É TEMPO DE RESISTÊNCIA - E para as que não estão inseridas, como convidá-las a participar desses movimentos?

Zuleide - Estamos aqui para fazer um chamado; uma participação das mulheres no movimento de defesa dos direitos e garantias! Convidar, inclusive, a participar do movimento de mulheres. Aqui eu repito: “Nós somos mulheres feministas internacionalistas!”. Mas, o que é ser mulher feminista internacionalista? Uma das grandes teóricas para nós, feminista negra, a escritora Bell Hooks diz nos seus escritos que “o feminismo é para todos”; então, o nosso feminismo é pela vida, é pelo direito de existir; o nosso feminismo é para estar junto com homens e mulheres lutando por melhores condições de vida.
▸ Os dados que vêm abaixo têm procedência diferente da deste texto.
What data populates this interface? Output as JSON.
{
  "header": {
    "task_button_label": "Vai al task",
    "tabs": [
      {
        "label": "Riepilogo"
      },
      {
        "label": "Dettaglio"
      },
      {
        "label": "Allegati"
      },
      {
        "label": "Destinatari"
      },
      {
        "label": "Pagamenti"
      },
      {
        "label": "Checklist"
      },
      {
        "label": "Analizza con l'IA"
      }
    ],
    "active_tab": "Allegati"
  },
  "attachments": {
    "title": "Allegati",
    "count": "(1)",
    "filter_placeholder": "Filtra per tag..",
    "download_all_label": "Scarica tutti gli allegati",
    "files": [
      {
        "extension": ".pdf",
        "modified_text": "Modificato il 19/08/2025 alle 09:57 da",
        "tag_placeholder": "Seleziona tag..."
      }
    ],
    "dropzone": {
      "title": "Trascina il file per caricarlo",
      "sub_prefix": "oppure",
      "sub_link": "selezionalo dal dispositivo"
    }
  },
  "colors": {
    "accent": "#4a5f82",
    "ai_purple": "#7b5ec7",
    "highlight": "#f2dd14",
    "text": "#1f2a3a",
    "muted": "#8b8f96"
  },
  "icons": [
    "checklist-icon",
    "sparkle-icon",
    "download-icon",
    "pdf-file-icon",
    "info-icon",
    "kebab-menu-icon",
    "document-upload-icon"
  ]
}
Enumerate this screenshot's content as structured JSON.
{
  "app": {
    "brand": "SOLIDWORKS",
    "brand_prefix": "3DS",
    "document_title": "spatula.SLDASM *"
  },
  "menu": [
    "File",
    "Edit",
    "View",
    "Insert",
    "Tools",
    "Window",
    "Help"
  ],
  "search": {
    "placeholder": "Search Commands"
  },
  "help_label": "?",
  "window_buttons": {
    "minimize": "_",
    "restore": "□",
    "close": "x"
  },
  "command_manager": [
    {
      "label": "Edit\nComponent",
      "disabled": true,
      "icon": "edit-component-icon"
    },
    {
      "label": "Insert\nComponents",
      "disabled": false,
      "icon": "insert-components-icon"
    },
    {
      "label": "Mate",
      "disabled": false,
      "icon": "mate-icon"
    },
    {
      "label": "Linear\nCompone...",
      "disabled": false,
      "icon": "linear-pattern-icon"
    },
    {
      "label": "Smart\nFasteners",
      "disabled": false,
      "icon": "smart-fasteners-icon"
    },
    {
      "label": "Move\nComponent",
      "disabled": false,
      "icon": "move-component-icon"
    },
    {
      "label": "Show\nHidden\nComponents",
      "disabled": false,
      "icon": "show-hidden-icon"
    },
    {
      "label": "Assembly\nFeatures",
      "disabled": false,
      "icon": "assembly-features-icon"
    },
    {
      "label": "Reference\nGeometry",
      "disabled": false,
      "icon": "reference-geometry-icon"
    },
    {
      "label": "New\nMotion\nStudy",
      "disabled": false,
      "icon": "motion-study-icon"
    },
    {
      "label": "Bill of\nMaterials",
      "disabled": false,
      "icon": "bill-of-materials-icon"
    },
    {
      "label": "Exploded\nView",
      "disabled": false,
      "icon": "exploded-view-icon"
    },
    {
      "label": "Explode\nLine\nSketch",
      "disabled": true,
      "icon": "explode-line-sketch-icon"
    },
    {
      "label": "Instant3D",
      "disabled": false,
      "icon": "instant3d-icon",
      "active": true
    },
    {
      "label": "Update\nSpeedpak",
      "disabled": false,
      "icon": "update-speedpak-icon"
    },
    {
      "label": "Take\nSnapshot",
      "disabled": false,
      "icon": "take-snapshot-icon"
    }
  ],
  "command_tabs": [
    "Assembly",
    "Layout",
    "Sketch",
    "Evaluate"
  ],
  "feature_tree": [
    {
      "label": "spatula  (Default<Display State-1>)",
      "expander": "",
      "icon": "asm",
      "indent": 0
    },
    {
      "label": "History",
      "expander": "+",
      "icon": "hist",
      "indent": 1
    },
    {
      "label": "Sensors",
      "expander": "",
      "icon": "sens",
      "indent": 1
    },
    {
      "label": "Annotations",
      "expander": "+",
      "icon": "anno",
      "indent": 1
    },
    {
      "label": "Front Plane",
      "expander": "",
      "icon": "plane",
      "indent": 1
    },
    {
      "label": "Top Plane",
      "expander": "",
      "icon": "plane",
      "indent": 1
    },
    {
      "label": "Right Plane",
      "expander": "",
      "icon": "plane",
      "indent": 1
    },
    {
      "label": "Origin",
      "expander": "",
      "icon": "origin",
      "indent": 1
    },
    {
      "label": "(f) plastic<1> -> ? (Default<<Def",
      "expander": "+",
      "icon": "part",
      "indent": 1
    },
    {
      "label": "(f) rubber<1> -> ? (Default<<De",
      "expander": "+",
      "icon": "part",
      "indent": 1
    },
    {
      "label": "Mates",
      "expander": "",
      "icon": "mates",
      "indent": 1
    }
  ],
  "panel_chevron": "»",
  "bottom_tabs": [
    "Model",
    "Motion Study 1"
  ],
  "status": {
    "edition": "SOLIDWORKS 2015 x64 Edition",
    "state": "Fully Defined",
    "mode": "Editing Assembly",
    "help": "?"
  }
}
Para isso, queremos acabar com a violência contra a mulher, com a violência contra as nossas mulheres trans e as nossas travestis e com a morte da juventude negra. É um movimento que rompe com a estrutura do capitalismo, esse que explora, segrega, fragmenta e que tira a luta do eixo da sua centralidade: a destruição do racismo estrutural. Por tudo isso, fazemos esse convite para que as mulheres e os homens que queiram nos acompanhar venham participar dos movimentos. No Ceará, temos diversos movimentos. Nós temos grupos de mulheres nos sindicatos, temos coletivos de mulheres nas universidades, coletivos de mulheres no movimento estudantil secundarista entre outros. Há sempre espaço. São mais de trinta entidades esse ano construindo o 8M no Estado do Ceará. Então, o convite fica aí para todos e todas!